Thursday, November 15, 2007

Modernism In Your Neighborhood

Modern residential architecture is appearing around just about every street corner in DC, except for maybe Georgetown. That is a whole other monster that will in due time get it's 15 minutes of critique. I applaud the architects of, and especially those who inhabit, modern buildings in Washington. In a city with rigid and often ridiculous hysterical (historic) preservation boards, it is prohibitively difficult to have an opportunity to allow modern design from today's society to make it's mark on the urban fabric. The area North of U Street and between 13th and 9th Streets NW, seems to be a melting pot of modernism. This neighborhood had mostly existed of run down Victorian tenement townhouses, empty lots and some relics of light industries that long ago closed shop. Within the last five years the empty lots have been built upon, the existing townhouses have been cleaned up, and the industrial buildings have been made into loft-esque spaces. For better or for worse, most of the new construction is in the modern vernacular. They have brought on mixed opinions, and have escaped the incriminating opinions of any historic board due to their location outside of the historic districts. They all have given modern residential architecture incorporated into an existing historic context more visibility, but at the same time have proved that not all modern architecture is good architecture. Three projects in this neighborhood were randomly selected.

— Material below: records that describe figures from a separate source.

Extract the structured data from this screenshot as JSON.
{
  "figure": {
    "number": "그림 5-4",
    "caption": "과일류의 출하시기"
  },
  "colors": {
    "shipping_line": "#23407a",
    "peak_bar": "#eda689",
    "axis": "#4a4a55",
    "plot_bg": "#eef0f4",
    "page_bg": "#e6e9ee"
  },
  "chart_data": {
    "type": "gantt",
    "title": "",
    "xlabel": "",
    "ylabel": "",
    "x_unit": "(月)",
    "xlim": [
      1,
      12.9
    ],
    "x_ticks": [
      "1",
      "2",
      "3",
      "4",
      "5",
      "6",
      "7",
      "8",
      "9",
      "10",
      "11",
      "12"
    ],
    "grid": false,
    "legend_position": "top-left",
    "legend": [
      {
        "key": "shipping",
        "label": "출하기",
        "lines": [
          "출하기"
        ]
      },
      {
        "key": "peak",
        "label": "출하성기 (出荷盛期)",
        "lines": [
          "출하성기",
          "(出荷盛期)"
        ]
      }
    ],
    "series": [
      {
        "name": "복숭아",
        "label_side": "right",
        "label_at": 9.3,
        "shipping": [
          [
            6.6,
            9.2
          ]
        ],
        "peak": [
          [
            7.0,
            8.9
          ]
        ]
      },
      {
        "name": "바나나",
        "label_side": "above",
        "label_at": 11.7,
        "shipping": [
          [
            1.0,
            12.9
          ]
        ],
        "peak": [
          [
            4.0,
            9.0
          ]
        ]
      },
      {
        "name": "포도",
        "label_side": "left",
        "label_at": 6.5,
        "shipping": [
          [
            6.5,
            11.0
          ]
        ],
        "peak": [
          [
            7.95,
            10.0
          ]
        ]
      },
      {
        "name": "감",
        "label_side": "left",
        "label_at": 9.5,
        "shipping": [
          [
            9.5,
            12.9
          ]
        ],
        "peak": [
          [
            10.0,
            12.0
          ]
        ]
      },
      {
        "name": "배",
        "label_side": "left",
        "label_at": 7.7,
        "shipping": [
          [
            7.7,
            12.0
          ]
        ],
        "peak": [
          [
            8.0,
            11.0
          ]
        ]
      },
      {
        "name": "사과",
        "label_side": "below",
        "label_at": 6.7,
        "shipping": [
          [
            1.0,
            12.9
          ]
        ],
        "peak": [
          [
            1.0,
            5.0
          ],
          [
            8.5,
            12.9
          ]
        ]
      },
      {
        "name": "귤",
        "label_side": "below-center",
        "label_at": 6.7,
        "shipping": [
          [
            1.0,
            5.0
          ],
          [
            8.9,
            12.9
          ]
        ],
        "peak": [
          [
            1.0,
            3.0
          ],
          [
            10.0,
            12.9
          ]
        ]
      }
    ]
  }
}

The first is a corner lot infill project. Innovative materials as metal cladding, prefabricated masonry units, and storefront window systems are a great nod to the new residential materials available for construction today. Interlocking elements as balconies, louver sun screens and wrapping surface materials are where this townhouse gets an "A" for modern form and concept. Although, this building fails to make any sort of gesture to the existing context surrounding it. Instead of respecting the past by making a simple gesture to scale, materiality, or proportion, it stands out on its own merit, but in snubbed nose sort of way. A good round of editing in the design process would have eliminated random elements that give the overall design a "gimmick" like aesthetic.

The second is also an infill lot that borders on a public alley. This residential pocket in the city is by no means stylized by a consistent original vernacular. The older townhouses are all different and lack a large amount of detail. The dominating element that they all have is the proportion within the elevation divisions. The one third/two third typology exists with a bay typically occupying the two third section, and the front door on the one third section. This modern intervention holds to these proportions. It simplifies these elements using systems of glass and metal framework. Yet, it also neglects unifying fenestration head heights along with the material connections that are key to the execution of good modern architecture. Just because the ideas are simplified, does not mean you can neglect the details. The detailing in modern architecture can make the difference between sloppy and refined.

The last example is a multi-family building that is still under construction. Elements such as exposed structural steel framework and concrete slabs create interest in the elevation along with function as outdoor balcony space. Glazing systems and walls play the solid/void game instead of punched windows on a solid background. The strength of these elements will be determined by the material and color of the cladding yet to be applied. Again, editing in the design process can be the fine line between great and mediocre modernism.